El lunes Everardo Elizondo abordó en su columna de esta sección el tema del déficit de cuenta corriente estadounidense, mostrando su evolución en el tiempo y señalando las posibles repercusiones de una corrección abrupta y repentina del mismo, no sólo sobre México sino también sobre la economía mundial. El considera que “la creciente integración de los mercados mundiales de bienes y de capitales le concede a los Estados Unidos un amplio margen de maniobra adicional”. Reconoce, sin embargo, que el riesgo no es trivial, pero pone en duda su inminencia. Termina advirtiendo que la preocupación tiene bases suficientes, pero que “nadie sabe en definitiva si su ajuste ya se ha iniciado...y mucho menos si será suave o abrupto.”
La postura de Everardo refleja la de la gran mayoría de los economistas, en cuanto que habrá una corrección del desequilibrio existente en Estados Unidos, y la esperanza de muchos (incluido un servidor) de que sea paulatina y ordenada. De hecho, The Economist Global Agenda reconoce que “los escenarios apocalípticos de un desplome del dólar o de un aterrizaje forzoso para la economía estadounidense no se vislumbran”.
Esto se debe, en gran parte, a que Estados Unidos sigue atrayendo capital externo, no sólo de los bancos centrales de Asia, sino también de los países exportadores de petróleo, entre los que se encuentra Rusia, cuyas reservas rebasan los 130 mil millones de dólares. Muchos de los países petroleros siguen invirtiendo en activos financieros estadounidenses, lo que ha fortalecido al dólar en lo que va del año y, más importante aún, mantiene sorprendentemente bajas las tasas de interés de largo plazo.
Una visión integral de este asunto requiere, sin embargo, una gran dosis de humildad profesional y aceptar que al hablar de la forma en que se dará la corrección del déficit fiscal y externo de Estados Unidos, para todo fin práctico, la moneda está en el aire.
El diagnóstico es claro y ha estado ahí por un buen tiempo, pero un ajuste suave de esos desequilibrios requiere que muchas cosas salgan bien, no sólo dentro de Estados Unidos donde sin colapsar al dólar y debilitar demasiado a la economía tendrán que aumentar impuestos, reducir gasto y elevar el ahorro de los particulares; si no también en Europa y Japón que necesitan instrumentar reformas profundas que los saquen en definitiva del marasmo económico en el que se encuentran desde hace más de una década. Hay necesidad, además, de una apreciación de muchas monedas asiáticas, en especial el yuan chino.

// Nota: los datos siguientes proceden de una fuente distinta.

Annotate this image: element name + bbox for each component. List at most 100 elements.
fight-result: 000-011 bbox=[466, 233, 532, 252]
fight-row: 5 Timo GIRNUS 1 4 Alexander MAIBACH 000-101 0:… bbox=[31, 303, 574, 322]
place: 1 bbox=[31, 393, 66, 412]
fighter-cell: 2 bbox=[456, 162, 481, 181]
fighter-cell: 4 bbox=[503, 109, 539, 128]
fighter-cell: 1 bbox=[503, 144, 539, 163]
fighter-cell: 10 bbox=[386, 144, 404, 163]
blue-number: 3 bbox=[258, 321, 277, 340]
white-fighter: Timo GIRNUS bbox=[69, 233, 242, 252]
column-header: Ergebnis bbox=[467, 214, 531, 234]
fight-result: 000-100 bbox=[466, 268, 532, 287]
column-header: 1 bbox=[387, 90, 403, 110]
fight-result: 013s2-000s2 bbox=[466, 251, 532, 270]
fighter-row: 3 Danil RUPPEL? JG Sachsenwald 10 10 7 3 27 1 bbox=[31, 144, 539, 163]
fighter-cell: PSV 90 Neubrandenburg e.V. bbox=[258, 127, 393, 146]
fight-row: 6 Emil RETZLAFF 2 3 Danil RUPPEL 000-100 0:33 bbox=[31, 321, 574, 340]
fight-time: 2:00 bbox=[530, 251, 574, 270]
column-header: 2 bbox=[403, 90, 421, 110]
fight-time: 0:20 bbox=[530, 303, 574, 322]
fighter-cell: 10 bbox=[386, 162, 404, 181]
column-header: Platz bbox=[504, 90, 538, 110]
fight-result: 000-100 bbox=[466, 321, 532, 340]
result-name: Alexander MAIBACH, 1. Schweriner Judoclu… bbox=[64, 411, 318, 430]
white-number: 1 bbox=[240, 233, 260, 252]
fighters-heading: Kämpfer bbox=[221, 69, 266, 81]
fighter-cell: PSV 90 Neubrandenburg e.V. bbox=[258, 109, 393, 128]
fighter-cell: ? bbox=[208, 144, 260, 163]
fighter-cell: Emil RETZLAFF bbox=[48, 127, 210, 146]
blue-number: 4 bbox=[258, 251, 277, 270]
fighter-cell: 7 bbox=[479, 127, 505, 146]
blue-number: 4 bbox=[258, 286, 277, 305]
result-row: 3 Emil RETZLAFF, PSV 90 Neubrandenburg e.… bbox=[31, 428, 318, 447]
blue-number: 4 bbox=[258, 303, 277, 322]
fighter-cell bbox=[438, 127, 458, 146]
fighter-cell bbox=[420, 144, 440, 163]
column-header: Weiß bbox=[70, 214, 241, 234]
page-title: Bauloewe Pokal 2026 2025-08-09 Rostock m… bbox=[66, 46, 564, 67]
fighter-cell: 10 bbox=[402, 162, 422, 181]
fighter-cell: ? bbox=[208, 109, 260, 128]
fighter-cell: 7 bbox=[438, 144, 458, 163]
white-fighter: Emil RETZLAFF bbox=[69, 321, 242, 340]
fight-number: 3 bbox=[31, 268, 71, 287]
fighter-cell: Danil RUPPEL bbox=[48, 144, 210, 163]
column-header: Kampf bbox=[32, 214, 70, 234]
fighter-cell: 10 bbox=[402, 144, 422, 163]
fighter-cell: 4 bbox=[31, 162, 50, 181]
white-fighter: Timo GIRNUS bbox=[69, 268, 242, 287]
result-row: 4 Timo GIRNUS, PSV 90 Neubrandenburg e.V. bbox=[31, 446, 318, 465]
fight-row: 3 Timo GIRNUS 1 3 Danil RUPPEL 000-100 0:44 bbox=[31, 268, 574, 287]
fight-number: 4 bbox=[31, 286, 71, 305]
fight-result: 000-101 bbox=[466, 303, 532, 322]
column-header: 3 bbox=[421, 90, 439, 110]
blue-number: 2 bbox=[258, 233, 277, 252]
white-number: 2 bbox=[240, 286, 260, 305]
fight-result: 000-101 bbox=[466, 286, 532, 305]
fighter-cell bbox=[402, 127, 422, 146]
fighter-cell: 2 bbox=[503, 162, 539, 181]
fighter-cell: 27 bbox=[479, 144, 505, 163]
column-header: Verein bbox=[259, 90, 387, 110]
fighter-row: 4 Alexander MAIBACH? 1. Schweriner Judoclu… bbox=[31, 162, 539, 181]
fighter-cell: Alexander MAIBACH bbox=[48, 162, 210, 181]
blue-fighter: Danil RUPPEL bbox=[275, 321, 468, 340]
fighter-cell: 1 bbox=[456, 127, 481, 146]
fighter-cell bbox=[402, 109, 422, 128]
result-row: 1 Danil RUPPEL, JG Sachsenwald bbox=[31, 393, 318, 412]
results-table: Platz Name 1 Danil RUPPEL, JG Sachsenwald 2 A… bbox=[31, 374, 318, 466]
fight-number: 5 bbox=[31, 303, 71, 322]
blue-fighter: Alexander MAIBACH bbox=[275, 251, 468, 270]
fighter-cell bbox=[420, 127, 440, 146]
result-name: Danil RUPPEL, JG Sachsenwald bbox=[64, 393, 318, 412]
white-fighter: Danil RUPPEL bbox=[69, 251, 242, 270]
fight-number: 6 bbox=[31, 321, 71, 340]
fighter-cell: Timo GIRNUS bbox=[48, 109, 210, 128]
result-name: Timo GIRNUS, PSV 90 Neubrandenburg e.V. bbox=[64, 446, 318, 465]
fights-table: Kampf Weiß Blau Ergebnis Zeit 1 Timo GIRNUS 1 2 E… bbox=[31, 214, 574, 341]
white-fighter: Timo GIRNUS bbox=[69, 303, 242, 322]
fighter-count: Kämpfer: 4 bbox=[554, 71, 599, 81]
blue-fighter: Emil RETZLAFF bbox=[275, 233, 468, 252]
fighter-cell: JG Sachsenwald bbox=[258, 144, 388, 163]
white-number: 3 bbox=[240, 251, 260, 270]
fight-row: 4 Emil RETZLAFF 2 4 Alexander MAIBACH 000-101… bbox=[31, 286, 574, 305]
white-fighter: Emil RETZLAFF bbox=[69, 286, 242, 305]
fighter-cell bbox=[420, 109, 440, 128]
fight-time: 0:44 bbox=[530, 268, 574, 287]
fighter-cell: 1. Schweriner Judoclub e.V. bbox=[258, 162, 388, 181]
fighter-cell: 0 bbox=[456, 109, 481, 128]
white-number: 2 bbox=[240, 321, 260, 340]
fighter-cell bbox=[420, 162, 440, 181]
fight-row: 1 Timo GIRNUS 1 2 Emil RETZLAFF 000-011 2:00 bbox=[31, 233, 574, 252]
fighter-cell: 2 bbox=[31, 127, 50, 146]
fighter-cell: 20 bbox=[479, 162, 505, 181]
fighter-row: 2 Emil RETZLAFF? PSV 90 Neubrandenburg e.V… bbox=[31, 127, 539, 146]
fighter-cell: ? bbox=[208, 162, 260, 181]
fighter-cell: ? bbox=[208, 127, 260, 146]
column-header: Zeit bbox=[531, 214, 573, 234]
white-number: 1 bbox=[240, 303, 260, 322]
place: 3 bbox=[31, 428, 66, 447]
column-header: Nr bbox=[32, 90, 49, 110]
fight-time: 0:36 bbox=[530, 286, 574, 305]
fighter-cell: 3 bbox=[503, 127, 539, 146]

La tarea no es sencilla. Por una parte, los órdenes de magnitud involucrados para una corrección “sin dolor” de los desequilibrios estadounidenses son impresionantes. Por ejemplo, el déficit de cuenta corriente estadounidense será muy probablemente superior al 6 por ciento de su Producto Interno Bruto, lo que equivale a sostener, contra viento y marea, un flujo de ahorro externo de esa magnitud. En naciones emergentes como la nuestra cifras de ese nivel han detonado invariablemente una crisis financiera.
Por otra parte, las reformas estructurales en las naciones europeas no ocurren porque sus políticos carecen de la voluntad política para realizarlas. Prefieren adoptar la posición cómoda de la complacencia, fincando su raquítico crecimiento en el consumidor estadounidense y culpando de sus males a un factor externo como el precio del petróleo. En estas condiciones la pregunta relevante es ¿Qué pasará si, como parece probable, continúan creciendo los desequilibrios globales y nadie hace nada para corregirlos? Uno no necesita ser adivino (o economista) para predecir que, eventualmente, tendremos un serio problema económico global.